I don’t mean to suggest that every story needs to be true to the life of its author. Far from it – and yet … I was so surprised, and pleased, to realize I had this personal connection to my film. And I don’t know if I ever would have realized had I not had that conversation with Michael that day. Because these sensory phenomena, these odd little perceptual medleys in our heads, aren’t things we go around questioning. They’re just part of our mental landscape. We take them for granted.

Shayelin Martin as Maggie in a still from Magnetosphere.

It wasn’t as if Magnetosphere now suddenly became legitimate — it already had been. I was using real synesthetes’ real stories, with their permission. The difference was that now, I knew more of why I had felt such a strong pull to make the film in the first place. And I felt ownership over the project of an entirely new kind.

Magnetosphere’s connections to neurodivergence (synesthesia and otherwise) ultimately went even further. It turned out a number of the cast were neurodivergent. Shayelin Martin and Patrick McKenna both have ADHD, which I am certain influenced their performances. Tara Strong told me about her own emotionally projected synesthesia — about “experiencing” purple from the sense of touch.

I learned a great deal about people with synesthesia through making Magnetosphere. Some don’t like to define themselves by their synesthesia. Others identify with it very closely — and become neurodiversity influencers, for instance. And I suspect huge numbers of us go around unaware we have it, because – unless it is actively disrupting our lives – why would we think about it? Why would I have ever remembered the Delius piece playing in all its different colors – something that doesn’t strike you as particularly odd when you’re five – except for that one random happenstance of one conversation, with one synesthete, one day?

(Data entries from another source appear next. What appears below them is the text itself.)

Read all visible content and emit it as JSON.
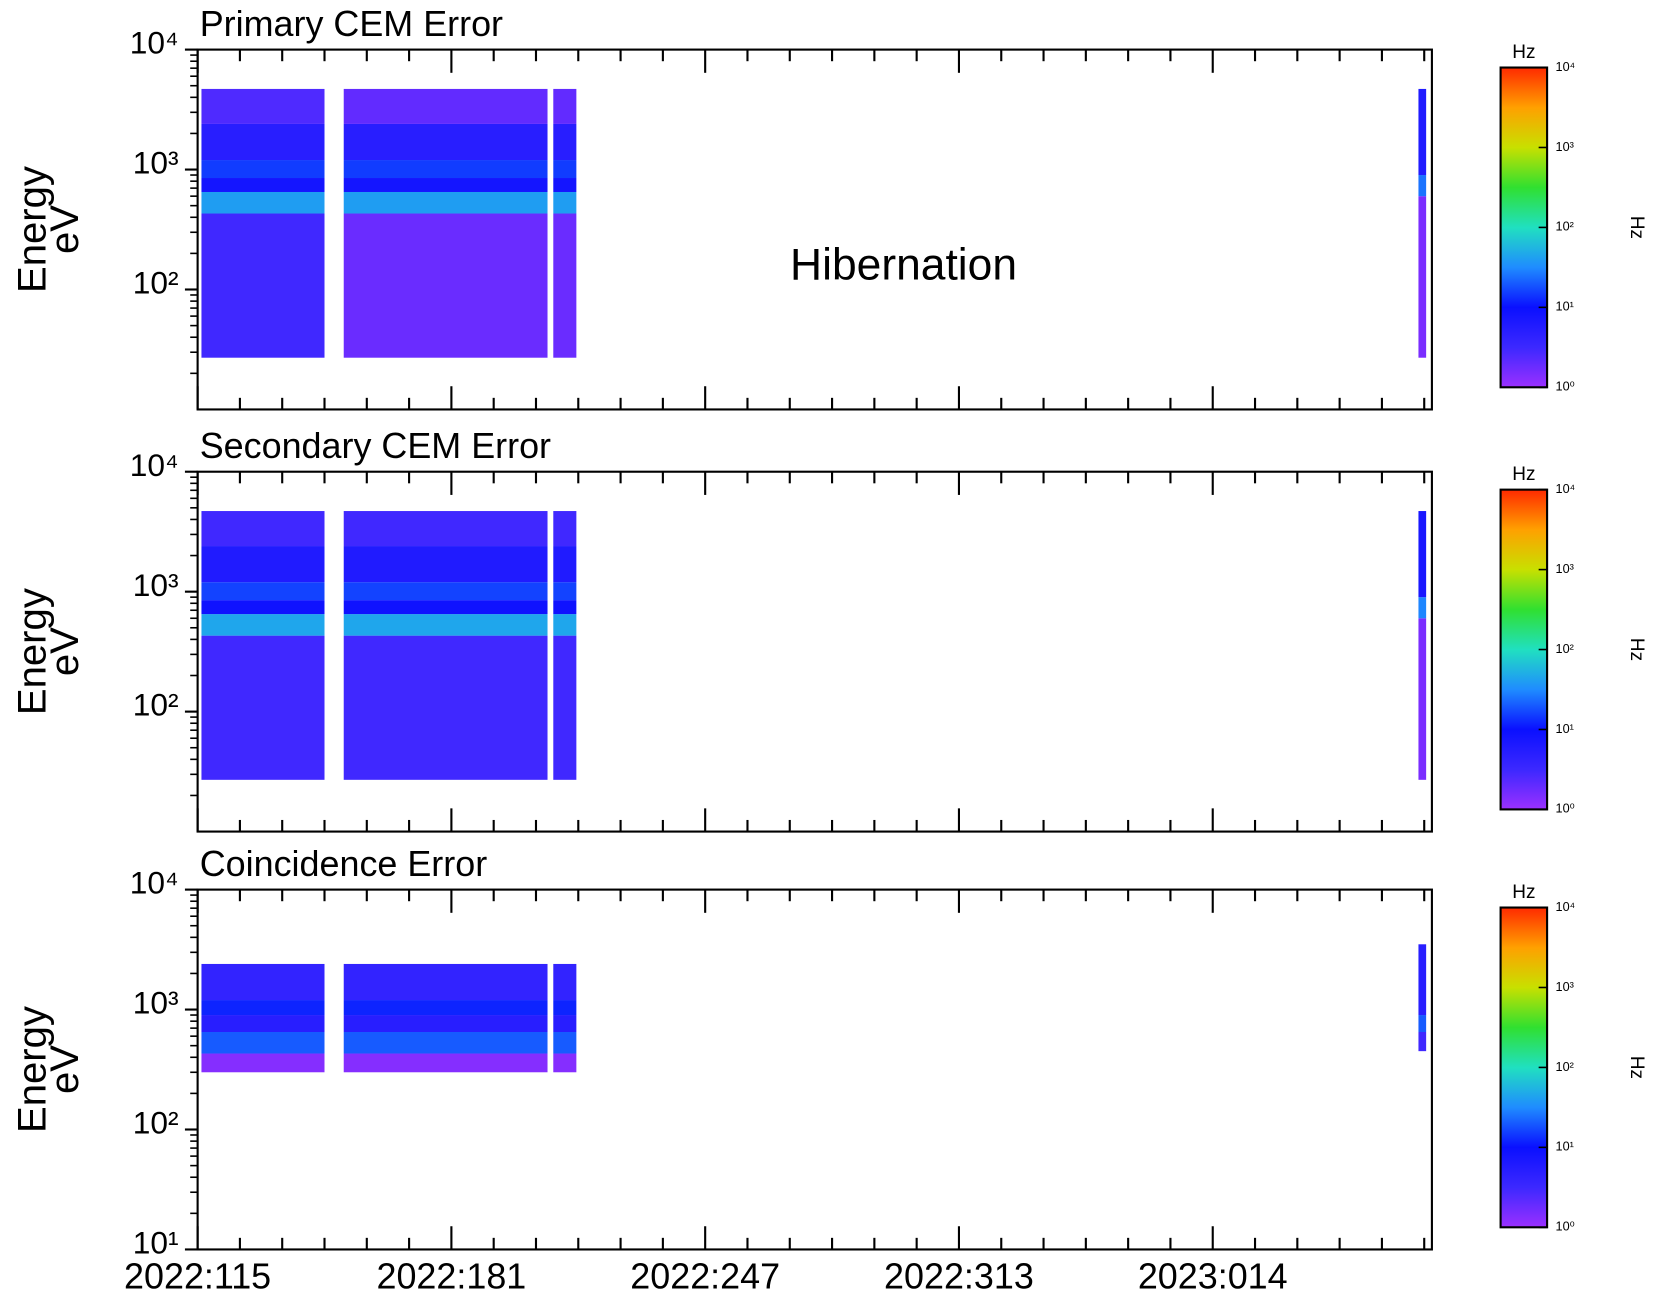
{
  "chart_data": [
    {
      "type": "spectrogram",
      "title": "Primary CEM Error",
      "ylabel": "Energy",
      "ylabel_unit": "eV",
      "annotation": "Hibernation",
      "xlim": [
        115,
        436
      ],
      "xticks": [
        115,
        181,
        247,
        313,
        379
      ],
      "ylim": [
        10,
        10000
      ],
      "log_y": true,
      "yticks": [
        {
          "value": 100,
          "label": "10²"
        },
        {
          "value": 1000,
          "label": "10³"
        },
        {
          "value": 10000,
          "label": "10⁴"
        }
      ],
      "intervals": [
        {
          "start": 116,
          "end": 148,
          "bands": [
            {
              "low": 27,
              "high": 430,
              "value": 3
            },
            {
              "low": 430,
              "high": 650,
              "value": 40
            },
            {
              "low": 650,
              "high": 850,
              "value": 8
            },
            {
              "low": 850,
              "high": 1200,
              "value": 15
            },
            {
              "low": 1200,
              "high": 2400,
              "value": 5
            },
            {
              "low": 2400,
              "high": 4700,
              "value": 2.5
            }
          ]
        },
        {
          "start": 153,
          "end": 206,
          "bands": [
            {
              "low": 27,
              "high": 430,
              "value": 1.8
            },
            {
              "low": 430,
              "high": 650,
              "value": 40
            },
            {
              "low": 650,
              "high": 850,
              "value": 8
            },
            {
              "low": 850,
              "high": 1200,
              "value": 15
            },
            {
              "low": 1200,
              "high": 2400,
              "value": 5
            },
            {
              "low": 2400,
              "high": 4700,
              "value": 2
            }
          ]
        },
        {
          "start": 207.5,
          "end": 213.5,
          "bands": [
            {
              "low": 27,
              "high": 430,
              "value": 1.8
            },
            {
              "low": 430,
              "high": 650,
              "value": 40
            },
            {
              "low": 650,
              "high": 850,
              "value": 8
            },
            {
              "low": 850,
              "high": 1200,
              "value": 15
            },
            {
              "low": 1200,
              "high": 2400,
              "value": 5
            },
            {
              "low": 2400,
              "high": 4700,
              "value": 2
            }
          ]
        },
        {
          "start": 432.5,
          "end": 434.5,
          "bands": [
            {
              "low": 27,
              "high": 600,
              "value": 1.5
            },
            {
              "low": 600,
              "high": 900,
              "value": 25
            },
            {
              "low": 900,
              "high": 4700,
              "value": 6
            }
          ]
        }
      ],
      "colorbar": {
        "label": "Hz",
        "lim": [
          1,
          10000
        ],
        "ticks": [
          {
            "value": 1,
            "label": "10⁰"
          },
          {
            "value": 10,
            "label": "10¹"
          },
          {
            "value": 100,
            "label": "10²"
          },
          {
            "value": 1000,
            "label": "10³"
          },
          {
            "value": 10000,
            "label": "10⁴"
          }
        ],
        "colors": [
          "#9b30ff",
          "#3c28ff",
          "#0a10ff",
          "#1f8cff",
          "#20e0c0",
          "#30e030",
          "#c8e000",
          "#ffa000",
          "#ff2a00"
        ]
      }
    },
    {
      "type": "spectrogram",
      "title": "Secondary CEM Error",
      "ylabel": "Energy",
      "ylabel_unit": "eV",
      "xlim": [
        115,
        436
      ],
      "xticks": [
        115,
        181,
        247,
        313,
        379
      ],
      "ylim": [
        10,
        10000
      ],
      "log_y": true,
      "yticks": [
        {
          "value": 100,
          "label": "10²"
        },
        {
          "value": 1000,
          "label": "10³"
        },
        {
          "value": 10000,
          "label": "10⁴"
        }
      ],
      "intervals": [
        {
          "start": 116,
          "end": 148,
          "bands": [
            {
              "low": 27,
              "high": 430,
              "value": 3
            },
            {
              "low": 430,
              "high": 650,
              "value": 45
            },
            {
              "low": 650,
              "high": 850,
              "value": 9
            },
            {
              "low": 850,
              "high": 1200,
              "value": 16
            },
            {
              "low": 1200,
              "high": 2400,
              "value": 6
            },
            {
              "low": 2400,
              "high": 4700,
              "value": 3
            }
          ]
        },
        {
          "start": 153,
          "end": 206,
          "bands": [
            {
              "low": 27,
              "high": 430,
              "value": 3
            },
            {
              "low": 430,
              "high": 650,
              "value": 45
            },
            {
              "low": 650,
              "high": 850,
              "value": 9
            },
            {
              "low": 850,
              "high": 1200,
              "value": 16
            },
            {
              "low": 1200,
              "high": 2400,
              "value": 6
            },
            {
              "low": 2400,
              "high": 4700,
              "value": 3
            }
          ]
        },
        {
          "start": 207.5,
          "end": 213.5,
          "bands": [
            {
              "low": 27,
              "high": 430,
              "value": 3
            },
            {
              "low": 430,
              "high": 650,
              "value": 45
            },
            {
              "low": 650,
              "high": 850,
              "value": 9
            },
            {
              "low": 850,
              "high": 1200,
              "value": 16
            },
            {
              "low": 1200,
              "high": 2400,
              "value": 6
            },
            {
              "low": 2400,
              "high": 4700,
              "value": 3
            }
          ]
        },
        {
          "start": 432.5,
          "end": 434.5,
          "bands": [
            {
              "low": 27,
              "high": 600,
              "value": 1.5
            },
            {
              "low": 600,
              "high": 900,
              "value": 30
            },
            {
              "low": 900,
              "high": 4700,
              "value": 7
            }
          ]
        }
      ],
      "colorbar": {
        "label": "Hz",
        "lim": [
          1,
          10000
        ],
        "ticks": [
          {
            "value": 1,
            "label": "10⁰"
          },
          {
            "value": 10,
            "label": "10¹"
          },
          {
            "value": 100,
            "label": "10²"
          },
          {
            "value": 1000,
            "label": "10³"
          },
          {
            "value": 10000,
            "label": "10⁴"
          }
        ],
        "colors": [
          "#9b30ff",
          "#3c28ff",
          "#0a10ff",
          "#1f8cff",
          "#20e0c0",
          "#30e030",
          "#c8e000",
          "#ffa000",
          "#ff2a00"
        ]
      }
    },
    {
      "type": "spectrogram",
      "title": "Coincidence Error",
      "ylabel": "Energy",
      "ylabel_unit": "eV",
      "xlim": [
        115,
        436
      ],
      "xticks": [
        {
          "value": 115,
          "label": "2022:115"
        },
        {
          "value": 181,
          "label": "2022:181"
        },
        {
          "value": 247,
          "label": "2022:247"
        },
        {
          "value": 313,
          "label": "2022:313"
        },
        {
          "value": 379,
          "label": "2023:014"
        }
      ],
      "ylim": [
        10,
        10000
      ],
      "log_y": true,
      "yticks": [
        {
          "value": 10,
          "label": "10¹"
        },
        {
          "value": 100,
          "label": "10²"
        },
        {
          "value": 1000,
          "label": "10³"
        },
        {
          "value": 10000,
          "label": "10⁴"
        }
      ],
      "intervals": [
        {
          "start": 116,
          "end": 148,
          "bands": [
            {
              "low": 300,
              "high": 430,
              "value": 1.3
            },
            {
              "low": 430,
              "high": 650,
              "value": 20
            },
            {
              "low": 650,
              "high": 900,
              "value": 5
            },
            {
              "low": 900,
              "high": 1200,
              "value": 12
            },
            {
              "low": 1200,
              "high": 2400,
              "value": 4
            }
          ]
        },
        {
          "start": 153,
          "end": 206,
          "bands": [
            {
              "low": 300,
              "high": 430,
              "value": 1.3
            },
            {
              "low": 430,
              "high": 650,
              "value": 20
            },
            {
              "low": 650,
              "high": 900,
              "value": 5
            },
            {
              "low": 900,
              "high": 1200,
              "value": 12
            },
            {
              "low": 1200,
              "high": 2400,
              "value": 4
            }
          ]
        },
        {
          "start": 207.5,
          "end": 213.5,
          "bands": [
            {
              "low": 300,
              "high": 430,
              "value": 1.3
            },
            {
              "low": 430,
              "high": 650,
              "value": 20
            },
            {
              "low": 650,
              "high": 900,
              "value": 5
            },
            {
              "low": 900,
              "high": 1200,
              "value": 12
            },
            {
              "low": 1200,
              "high": 2400,
              "value": 4
            }
          ]
        },
        {
          "start": 432.5,
          "end": 434.5,
          "bands": [
            {
              "low": 450,
              "high": 650,
              "value": 3
            },
            {
              "low": 650,
              "high": 900,
              "value": 20
            },
            {
              "low": 900,
              "high": 3500,
              "value": 5
            }
          ]
        }
      ],
      "colorbar": {
        "label": "Hz",
        "lim": [
          1,
          10000
        ],
        "ticks": [
          {
            "value": 1,
            "label": "10⁰"
          },
          {
            "value": 10,
            "label": "10¹"
          },
          {
            "value": 100,
            "label": "10²"
          },
          {
            "value": 1000,
            "label": "10³"
          },
          {
            "value": 10000,
            "label": "10⁴"
          }
        ],
        "colors": [
          "#9b30ff",
          "#3c28ff",
          "#0a10ff",
          "#1f8cff",
          "#20e0c0",
          "#30e030",
          "#c8e000",
          "#ffa000",
          "#ff2a00"
        ]
      }
    }
  ]
}
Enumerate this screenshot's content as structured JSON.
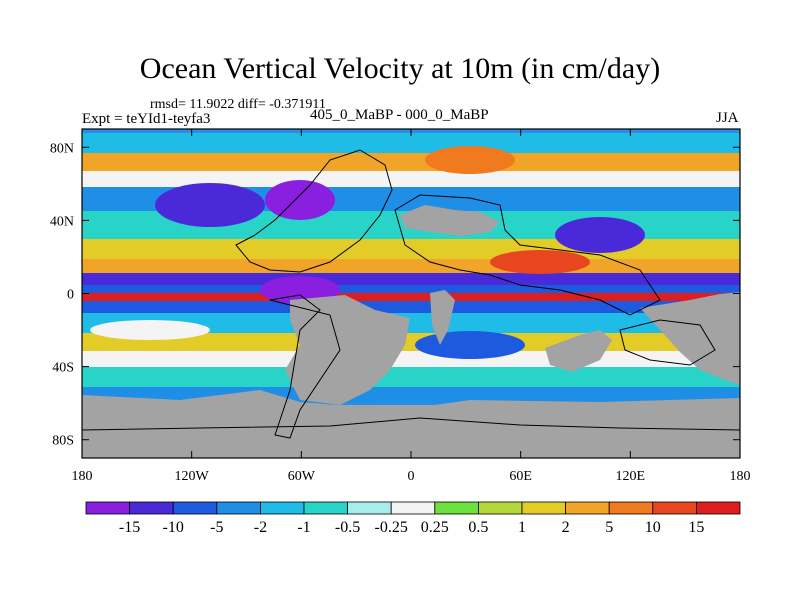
{
  "chart_data": {
    "type": "heatmap",
    "title": "Ocean Vertical Velocity at 10m (in cm/day)",
    "stats_label": "rmsd= 11.9022 diff= -0.371911",
    "experiment_label": "Expt = teYId1-teyfa3",
    "difference_label": "405_0_MaBP - 000_0_MaBP",
    "season": "JJA",
    "x_ticks": [
      {
        "lon": -180,
        "label": "180"
      },
      {
        "lon": -120,
        "label": "120W"
      },
      {
        "lon": -60,
        "label": "60W"
      },
      {
        "lon": 0,
        "label": "0"
      },
      {
        "lon": 60,
        "label": "60E"
      },
      {
        "lon": 120,
        "label": "120E"
      },
      {
        "lon": 180,
        "label": "180"
      }
    ],
    "y_ticks": [
      {
        "lat": 80,
        "label": "80N"
      },
      {
        "lat": 40,
        "label": "40N"
      },
      {
        "lat": 0,
        "label": "0"
      },
      {
        "lat": -40,
        "label": "40S"
      },
      {
        "lat": -80,
        "label": "80S"
      }
    ],
    "xlim": [
      -180,
      180
    ],
    "ylim": [
      -90,
      90
    ],
    "colorbar": {
      "labels": [
        "-15",
        "-10",
        "-5",
        "-2",
        "-1",
        "-0.5",
        "-0.25",
        "0.25",
        "0.5",
        "1",
        "2",
        "5",
        "10",
        "15"
      ],
      "colors": [
        "#8a1fe0",
        "#4a2ad8",
        "#1e5ae0",
        "#1e8ee6",
        "#1ebce6",
        "#28d4c8",
        "#a8ecee",
        "#f4f4f4",
        "#6ce03c",
        "#b4d83c",
        "#e4cc28",
        "#f0a428",
        "#f07a1e",
        "#e8461e",
        "#dc1e1e"
      ]
    },
    "land_color": "#a3a3a3"
  }
}
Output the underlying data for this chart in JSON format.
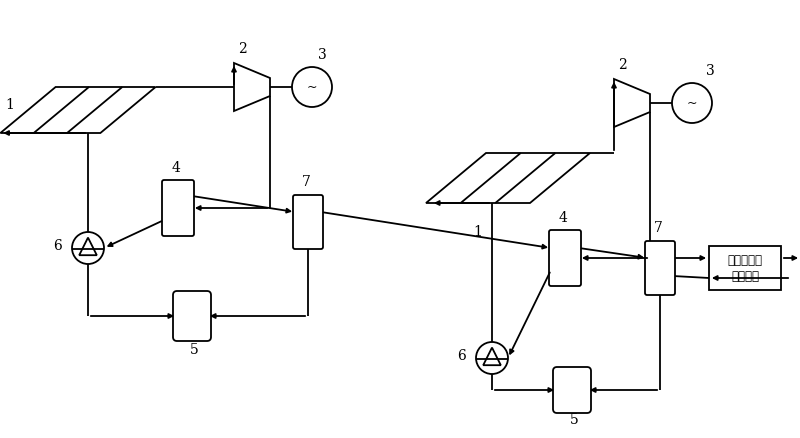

I don’t consider myself an expert on these topics; I focused on them only insofar as they concerned Magnetosphere. I had neurodiversity consultants working with me on the movie; they were and are the real experts. But if there’s one thing I’ve learned about synesthesia, it’s this: no two people experience it the same way. Therefore, you can’t be “accurate” in how you portray it. You can only be authentic or inauthentic. And my job, by talking to all these synesthetes, was to make it as authentic as possible.

Of course, whatever choices you make, they’ll never resonate with everyone. For example, there’s a scene in the movie where Maggie gets overstimulated in art class by a bunch of images that produce ugly swirls and sounds for her, eventually making her throw up. That scene didn’t make sense to some synesthetes, while others singled it out as exactly like things they’d experienced.

In other words, when it comes to something that’s so personal for each individual who experiences it, you’ll never get it right – because there is no right. All you can do is give it your best shot, take it off into the world, and see where it leads you. And perhaps – if you’re lucky – somewhere along your path, you’ll run into your five-year-old self, listening to an audiocassette late at night, hearing the music come out in blue, green and orange.

Featured image shows Nicola Rose directing Shayelin Martin on the set of Magnetosphere in Sault Ste. Marie, Canada. (Photo by Zack Trunzo; all images courtesy Nicola Rose.)

Nicola Rose is a film director and writer from New York City. Most recently she completed her second feature film, Magnetosphere, a coming-of-age comedy about growing up neurodivergent with synesthesia. The film, which is now available for rent or purchase throughout North America, stars Colin Mochrie, Patrick McKenna, Debra McGrath, Tara Strong, Steven He, and Shayelin Martin. In 2021, Nicola directed and wrote her first feature film, Goodbye, Petrushka, which premiered at Dances With Films in Los Angeles and is now streaming on many major platforms. ​Previously, Nicola directed, wrote and produced several short films. She is a graduate of Columbia University and the Université Sorbonne-Nouvelle in Paris. (Photo ©Kisha Peart.)